A similar activity can be devised with oxymorons, which are useful with higher level groups. Creating one's own oxymorons from an individual list of apparent gaps in vocabulary creates a useful dynamic — for example, which oxymoron would you devise to describe those moments of hesitation in a shop when you repeatedly take an item off the shelf and then put it back, undecided? (Come on, we've all done it!). This dynamic can then be used to explore other aspects of language and is done as an oral activity, frequently working with small groups who then interact with the large, class-sized group. Again, comparison with some of the standard oxymorons that students might come across can act as a useful end activity and, once again, my message to my students is always to learn the ones that appeal to them, and move on from those that don't.

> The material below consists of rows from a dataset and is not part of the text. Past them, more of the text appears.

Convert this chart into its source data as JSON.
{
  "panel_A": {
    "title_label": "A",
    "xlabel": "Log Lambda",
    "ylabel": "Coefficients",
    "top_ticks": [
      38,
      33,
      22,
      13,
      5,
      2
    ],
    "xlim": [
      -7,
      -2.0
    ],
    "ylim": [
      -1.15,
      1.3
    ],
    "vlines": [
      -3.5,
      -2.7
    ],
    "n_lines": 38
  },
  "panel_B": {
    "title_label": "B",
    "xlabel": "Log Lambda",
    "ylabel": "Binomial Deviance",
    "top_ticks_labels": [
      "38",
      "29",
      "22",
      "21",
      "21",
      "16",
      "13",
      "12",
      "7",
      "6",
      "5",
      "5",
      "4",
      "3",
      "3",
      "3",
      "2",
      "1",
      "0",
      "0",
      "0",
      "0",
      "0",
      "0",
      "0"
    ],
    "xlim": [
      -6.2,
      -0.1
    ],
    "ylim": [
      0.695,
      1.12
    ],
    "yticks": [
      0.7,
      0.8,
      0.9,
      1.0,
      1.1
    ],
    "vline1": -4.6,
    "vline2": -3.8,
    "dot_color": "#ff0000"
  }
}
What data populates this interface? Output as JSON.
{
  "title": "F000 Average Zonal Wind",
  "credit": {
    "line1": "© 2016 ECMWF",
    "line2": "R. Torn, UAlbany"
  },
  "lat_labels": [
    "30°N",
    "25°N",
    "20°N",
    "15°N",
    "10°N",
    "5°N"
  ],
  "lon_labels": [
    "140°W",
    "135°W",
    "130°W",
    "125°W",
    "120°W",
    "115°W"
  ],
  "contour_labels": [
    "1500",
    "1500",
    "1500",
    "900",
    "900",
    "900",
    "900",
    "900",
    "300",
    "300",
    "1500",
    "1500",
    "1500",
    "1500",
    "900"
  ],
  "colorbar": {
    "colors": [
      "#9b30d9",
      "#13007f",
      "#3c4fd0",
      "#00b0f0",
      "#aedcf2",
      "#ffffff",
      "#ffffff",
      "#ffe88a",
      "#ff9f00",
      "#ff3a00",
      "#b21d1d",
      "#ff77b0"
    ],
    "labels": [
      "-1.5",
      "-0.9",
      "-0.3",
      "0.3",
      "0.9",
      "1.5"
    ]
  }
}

Occasionally a student will ask, "Is this going to be part of the test?" Those wretched tests again; they really do spoil good education. There is always the threat that the student will shy away from the activity if they think it won't be tested and is therefore a useless activity in their eyes (and in the eyes of some of their parents who were paying for all this). My answer has been that they will be tested in their general knowledge and use of the language, and the more confident they feel — and the more adept they are at manipulating the language — the better their chances will be. It seems to keep them quiet, or, I suspect, gives them the reason they were actually looking for to carry on enjoying what they were doing in the first place. And do some fundamental learning in the process.